Thursday, July 21, 2011

The Great Worker Pile Up Problem: Solved!


In our configuration of the Distributor pattern, we have the Distributor clustered across multiple VMs. We also run Workers on separate nodes in the same cluster. We are doing this so that we can deploy the same image to all nodes. With this configuration any Distributor/Worker can move from one node to the other in case of a failure. With all this sliding of nodes around we ran into one main issue.

Everything worked great up until we had the big pile up. What would happen is we would intentionally drop all the nodes in succession until we got down to one node. Usually this node would have the Distributor already there and Worker1 would slide over. No problems. When Worker2 slid over to that node all of a sudden one of the Workers would take itself out of business, all the work would move to the other Worker and then we'd have a couple messages disappear. Disappear temporarily that is. Eventually they would come back and be processed.

We initially thought this was due to MSDTC since we saw messages that weren't get ack'd hanging out. After chasing this awhile we then figured it must be some networking issue. Like just about any clustered VM we have 2 NICs configured on the VM, one for the SAN and one for everything else. Come to find out when the last Worker slid over, it was picking up the NIC for the SAN and not the general network. Therefore the messages weren't getting ack'd, but eventually they'd find their way back.

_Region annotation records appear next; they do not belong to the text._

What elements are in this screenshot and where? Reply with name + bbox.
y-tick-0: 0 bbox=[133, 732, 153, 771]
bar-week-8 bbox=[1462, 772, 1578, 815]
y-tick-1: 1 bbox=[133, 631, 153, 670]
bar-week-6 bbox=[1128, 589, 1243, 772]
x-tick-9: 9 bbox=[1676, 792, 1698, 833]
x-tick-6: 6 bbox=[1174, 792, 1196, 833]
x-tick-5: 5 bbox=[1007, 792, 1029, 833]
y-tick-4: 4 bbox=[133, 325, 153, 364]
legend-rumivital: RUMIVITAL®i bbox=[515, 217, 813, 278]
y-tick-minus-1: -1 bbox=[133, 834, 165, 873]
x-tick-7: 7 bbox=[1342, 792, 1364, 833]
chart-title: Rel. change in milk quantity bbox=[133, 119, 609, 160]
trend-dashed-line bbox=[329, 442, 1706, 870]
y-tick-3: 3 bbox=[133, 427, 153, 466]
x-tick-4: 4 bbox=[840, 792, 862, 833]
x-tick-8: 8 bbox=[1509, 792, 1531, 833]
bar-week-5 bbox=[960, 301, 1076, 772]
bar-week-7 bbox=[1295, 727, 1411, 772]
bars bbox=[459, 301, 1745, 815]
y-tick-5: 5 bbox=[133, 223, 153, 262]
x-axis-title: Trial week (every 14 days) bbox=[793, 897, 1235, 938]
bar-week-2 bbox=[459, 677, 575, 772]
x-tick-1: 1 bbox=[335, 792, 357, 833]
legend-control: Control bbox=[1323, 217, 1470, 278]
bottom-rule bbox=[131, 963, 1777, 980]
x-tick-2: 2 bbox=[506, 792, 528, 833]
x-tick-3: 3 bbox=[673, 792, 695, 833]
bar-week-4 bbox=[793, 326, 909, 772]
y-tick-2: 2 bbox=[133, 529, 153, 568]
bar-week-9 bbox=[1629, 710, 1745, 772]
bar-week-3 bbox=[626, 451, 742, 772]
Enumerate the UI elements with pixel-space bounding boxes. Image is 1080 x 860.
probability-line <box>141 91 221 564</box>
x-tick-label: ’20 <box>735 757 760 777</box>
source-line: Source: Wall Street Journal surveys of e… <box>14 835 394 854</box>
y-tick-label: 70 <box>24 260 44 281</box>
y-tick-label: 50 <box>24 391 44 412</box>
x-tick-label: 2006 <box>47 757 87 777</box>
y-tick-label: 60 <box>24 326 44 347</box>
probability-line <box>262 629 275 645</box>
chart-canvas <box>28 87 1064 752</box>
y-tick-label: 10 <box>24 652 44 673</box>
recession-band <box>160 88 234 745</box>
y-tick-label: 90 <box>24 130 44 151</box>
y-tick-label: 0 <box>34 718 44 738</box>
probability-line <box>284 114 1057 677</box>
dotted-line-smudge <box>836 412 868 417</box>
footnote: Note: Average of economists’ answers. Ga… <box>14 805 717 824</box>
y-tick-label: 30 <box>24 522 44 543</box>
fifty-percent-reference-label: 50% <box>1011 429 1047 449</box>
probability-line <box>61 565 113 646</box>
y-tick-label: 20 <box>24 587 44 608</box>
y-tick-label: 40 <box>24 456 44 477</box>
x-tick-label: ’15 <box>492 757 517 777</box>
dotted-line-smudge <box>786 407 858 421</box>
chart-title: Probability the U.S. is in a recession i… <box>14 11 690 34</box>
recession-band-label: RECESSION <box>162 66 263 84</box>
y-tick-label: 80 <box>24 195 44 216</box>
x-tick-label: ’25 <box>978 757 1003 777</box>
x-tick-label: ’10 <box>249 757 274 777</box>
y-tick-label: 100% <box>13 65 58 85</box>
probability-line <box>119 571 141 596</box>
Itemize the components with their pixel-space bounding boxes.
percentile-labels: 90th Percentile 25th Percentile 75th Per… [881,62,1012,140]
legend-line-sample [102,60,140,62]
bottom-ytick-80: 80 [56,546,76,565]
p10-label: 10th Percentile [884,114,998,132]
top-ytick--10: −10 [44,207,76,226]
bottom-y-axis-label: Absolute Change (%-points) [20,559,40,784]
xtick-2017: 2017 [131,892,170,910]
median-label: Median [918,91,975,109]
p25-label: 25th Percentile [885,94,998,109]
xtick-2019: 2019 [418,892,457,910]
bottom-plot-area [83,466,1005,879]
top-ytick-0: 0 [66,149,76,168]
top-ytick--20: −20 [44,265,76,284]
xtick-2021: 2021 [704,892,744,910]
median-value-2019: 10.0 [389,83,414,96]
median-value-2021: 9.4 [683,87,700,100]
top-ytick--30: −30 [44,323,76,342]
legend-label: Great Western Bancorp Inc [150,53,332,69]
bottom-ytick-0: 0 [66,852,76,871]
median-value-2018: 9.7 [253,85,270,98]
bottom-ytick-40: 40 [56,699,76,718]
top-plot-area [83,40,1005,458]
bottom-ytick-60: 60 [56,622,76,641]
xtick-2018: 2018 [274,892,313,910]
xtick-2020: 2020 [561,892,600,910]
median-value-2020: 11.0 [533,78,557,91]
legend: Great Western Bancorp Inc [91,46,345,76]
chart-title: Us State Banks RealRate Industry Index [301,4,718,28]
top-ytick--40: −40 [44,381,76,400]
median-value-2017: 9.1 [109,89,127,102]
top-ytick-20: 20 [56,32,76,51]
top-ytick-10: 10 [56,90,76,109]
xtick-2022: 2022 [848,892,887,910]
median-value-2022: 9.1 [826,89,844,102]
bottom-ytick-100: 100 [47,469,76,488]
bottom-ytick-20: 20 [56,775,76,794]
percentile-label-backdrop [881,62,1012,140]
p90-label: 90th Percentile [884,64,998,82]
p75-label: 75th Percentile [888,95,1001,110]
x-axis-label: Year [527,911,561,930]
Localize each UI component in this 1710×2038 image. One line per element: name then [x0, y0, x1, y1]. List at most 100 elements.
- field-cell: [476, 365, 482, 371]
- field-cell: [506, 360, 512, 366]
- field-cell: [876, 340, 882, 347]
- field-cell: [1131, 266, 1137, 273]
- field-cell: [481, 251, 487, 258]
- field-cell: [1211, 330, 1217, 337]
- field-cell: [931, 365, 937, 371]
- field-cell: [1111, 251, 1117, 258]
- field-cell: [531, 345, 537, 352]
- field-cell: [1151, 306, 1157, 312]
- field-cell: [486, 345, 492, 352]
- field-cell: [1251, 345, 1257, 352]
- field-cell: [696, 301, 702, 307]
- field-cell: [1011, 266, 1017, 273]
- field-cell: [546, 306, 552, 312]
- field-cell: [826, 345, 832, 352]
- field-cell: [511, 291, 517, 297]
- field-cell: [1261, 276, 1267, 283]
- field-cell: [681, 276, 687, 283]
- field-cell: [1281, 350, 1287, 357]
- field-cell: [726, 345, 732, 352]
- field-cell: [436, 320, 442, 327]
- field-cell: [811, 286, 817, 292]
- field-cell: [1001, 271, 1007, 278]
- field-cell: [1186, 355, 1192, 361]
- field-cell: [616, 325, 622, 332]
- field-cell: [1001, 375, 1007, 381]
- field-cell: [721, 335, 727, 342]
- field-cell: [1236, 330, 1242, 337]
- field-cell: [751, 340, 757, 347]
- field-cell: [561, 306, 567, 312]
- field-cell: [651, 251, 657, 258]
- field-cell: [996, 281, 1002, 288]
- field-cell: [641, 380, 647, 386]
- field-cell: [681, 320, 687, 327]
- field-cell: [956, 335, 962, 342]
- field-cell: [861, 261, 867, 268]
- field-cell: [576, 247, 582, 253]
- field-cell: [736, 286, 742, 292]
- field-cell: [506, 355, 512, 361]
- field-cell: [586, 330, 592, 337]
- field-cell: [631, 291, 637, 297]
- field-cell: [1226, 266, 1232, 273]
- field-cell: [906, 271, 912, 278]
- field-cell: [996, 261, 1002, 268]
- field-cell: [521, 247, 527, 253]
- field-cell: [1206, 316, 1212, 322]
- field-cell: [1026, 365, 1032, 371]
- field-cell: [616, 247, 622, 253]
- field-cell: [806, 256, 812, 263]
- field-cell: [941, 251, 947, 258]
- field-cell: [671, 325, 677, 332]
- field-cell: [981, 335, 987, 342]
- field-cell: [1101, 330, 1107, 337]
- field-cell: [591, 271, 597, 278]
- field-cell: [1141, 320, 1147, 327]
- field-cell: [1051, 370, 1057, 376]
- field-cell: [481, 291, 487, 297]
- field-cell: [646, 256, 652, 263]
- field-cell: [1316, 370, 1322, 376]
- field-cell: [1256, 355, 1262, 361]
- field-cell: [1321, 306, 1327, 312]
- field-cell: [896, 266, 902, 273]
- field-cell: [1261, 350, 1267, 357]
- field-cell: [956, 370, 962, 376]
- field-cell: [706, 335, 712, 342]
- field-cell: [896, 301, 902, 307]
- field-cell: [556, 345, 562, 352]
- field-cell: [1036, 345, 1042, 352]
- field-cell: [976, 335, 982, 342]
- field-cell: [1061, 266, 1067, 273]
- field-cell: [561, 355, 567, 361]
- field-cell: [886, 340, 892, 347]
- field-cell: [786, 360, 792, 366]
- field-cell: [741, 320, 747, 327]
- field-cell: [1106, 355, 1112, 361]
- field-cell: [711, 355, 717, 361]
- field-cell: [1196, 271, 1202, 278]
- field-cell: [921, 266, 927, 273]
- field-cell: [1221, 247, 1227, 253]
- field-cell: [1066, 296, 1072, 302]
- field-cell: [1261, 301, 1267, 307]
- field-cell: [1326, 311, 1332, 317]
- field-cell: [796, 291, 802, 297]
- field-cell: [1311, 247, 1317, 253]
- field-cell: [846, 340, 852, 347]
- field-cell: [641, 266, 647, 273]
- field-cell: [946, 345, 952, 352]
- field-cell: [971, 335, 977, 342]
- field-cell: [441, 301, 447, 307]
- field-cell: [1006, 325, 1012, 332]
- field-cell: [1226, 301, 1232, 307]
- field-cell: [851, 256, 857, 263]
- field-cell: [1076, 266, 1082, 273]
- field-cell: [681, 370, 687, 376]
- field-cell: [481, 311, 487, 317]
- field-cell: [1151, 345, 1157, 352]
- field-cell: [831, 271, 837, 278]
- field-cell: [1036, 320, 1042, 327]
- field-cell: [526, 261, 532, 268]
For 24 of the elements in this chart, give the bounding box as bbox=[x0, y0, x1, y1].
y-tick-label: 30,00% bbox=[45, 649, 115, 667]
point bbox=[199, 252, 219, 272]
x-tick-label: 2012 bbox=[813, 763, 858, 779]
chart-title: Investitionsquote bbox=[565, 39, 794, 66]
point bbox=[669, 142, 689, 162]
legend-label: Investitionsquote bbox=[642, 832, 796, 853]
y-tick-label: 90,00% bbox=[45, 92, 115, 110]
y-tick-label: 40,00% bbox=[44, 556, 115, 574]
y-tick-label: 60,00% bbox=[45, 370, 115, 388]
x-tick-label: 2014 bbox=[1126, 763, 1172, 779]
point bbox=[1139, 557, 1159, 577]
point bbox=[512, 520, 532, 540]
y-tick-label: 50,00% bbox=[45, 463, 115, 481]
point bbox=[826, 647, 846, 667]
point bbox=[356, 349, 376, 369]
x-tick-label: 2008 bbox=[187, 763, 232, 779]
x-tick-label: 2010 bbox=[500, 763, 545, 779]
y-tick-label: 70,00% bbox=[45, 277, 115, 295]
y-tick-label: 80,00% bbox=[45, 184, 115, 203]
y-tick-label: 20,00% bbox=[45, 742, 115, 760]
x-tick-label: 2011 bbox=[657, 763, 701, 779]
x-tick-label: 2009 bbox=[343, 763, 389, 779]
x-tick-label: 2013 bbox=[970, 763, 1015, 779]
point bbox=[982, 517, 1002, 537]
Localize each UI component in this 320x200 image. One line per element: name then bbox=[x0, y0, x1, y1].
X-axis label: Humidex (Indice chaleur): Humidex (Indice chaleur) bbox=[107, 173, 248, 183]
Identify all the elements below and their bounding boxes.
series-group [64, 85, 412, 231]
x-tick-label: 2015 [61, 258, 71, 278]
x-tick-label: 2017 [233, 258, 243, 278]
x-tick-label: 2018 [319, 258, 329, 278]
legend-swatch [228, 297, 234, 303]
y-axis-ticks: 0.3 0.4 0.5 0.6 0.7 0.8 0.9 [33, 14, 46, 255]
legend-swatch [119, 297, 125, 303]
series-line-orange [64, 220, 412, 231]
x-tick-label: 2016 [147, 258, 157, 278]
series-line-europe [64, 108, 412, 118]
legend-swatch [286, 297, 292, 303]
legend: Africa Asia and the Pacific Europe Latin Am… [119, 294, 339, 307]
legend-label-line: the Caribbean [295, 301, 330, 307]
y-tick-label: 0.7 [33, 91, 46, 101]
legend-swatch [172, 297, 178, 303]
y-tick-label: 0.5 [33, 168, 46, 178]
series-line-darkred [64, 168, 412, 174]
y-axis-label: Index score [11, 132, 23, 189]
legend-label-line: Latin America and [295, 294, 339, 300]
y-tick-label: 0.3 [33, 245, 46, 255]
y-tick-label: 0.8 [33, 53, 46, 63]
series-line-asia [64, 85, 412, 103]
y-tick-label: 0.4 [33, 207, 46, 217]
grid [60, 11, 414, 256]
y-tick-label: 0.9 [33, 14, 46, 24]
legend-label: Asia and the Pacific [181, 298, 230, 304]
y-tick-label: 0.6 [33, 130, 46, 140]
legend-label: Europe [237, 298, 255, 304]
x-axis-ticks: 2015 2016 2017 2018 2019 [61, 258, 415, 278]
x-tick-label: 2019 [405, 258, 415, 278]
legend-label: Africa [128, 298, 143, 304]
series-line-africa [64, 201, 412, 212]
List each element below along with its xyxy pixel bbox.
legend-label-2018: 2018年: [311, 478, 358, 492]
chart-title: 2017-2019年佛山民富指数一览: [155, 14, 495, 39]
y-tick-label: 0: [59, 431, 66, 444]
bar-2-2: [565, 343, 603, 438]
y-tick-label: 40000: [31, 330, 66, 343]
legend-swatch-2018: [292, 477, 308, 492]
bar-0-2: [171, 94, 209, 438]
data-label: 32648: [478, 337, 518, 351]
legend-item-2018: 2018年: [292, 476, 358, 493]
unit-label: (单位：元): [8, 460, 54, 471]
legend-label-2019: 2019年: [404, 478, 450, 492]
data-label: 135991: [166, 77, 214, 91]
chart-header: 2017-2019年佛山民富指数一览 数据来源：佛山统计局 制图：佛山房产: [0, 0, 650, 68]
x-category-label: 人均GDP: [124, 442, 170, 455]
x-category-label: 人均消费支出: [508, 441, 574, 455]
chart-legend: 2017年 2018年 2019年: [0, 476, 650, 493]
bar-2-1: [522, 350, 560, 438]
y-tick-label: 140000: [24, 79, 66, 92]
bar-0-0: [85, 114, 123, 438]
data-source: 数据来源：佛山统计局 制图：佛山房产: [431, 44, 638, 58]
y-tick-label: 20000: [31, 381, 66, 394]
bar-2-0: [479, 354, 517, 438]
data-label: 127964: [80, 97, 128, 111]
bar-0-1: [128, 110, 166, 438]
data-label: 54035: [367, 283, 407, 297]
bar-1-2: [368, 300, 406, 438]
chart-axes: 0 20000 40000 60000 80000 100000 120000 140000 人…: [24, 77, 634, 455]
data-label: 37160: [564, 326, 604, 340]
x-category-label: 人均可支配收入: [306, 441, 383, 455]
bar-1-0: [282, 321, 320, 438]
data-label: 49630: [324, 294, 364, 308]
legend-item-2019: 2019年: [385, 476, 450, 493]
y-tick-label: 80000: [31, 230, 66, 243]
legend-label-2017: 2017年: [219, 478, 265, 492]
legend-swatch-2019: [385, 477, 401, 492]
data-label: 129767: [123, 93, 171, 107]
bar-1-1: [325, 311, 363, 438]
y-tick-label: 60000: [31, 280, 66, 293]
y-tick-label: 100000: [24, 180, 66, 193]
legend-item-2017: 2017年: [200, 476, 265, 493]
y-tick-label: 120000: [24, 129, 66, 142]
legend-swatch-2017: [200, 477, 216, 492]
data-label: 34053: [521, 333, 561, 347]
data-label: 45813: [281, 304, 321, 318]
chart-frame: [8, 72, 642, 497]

We tried setting the priority of the NICs and so on to no avail. After speaking with MS, we ended up pinning the IPs of the local machines in the registry to the correct network interface. We also had to do this on the clustered services as well. Now when the nodes slide about the local IPs don't change and we have a script that the services depend on that updates the clustered IPs if necessary(like when you change data centers).

I'd like to that our team for being persistent and finally tracking this one down. Now we can deploy the same image to all nodes and have them move about freely. Everything works as designed with full load balancing.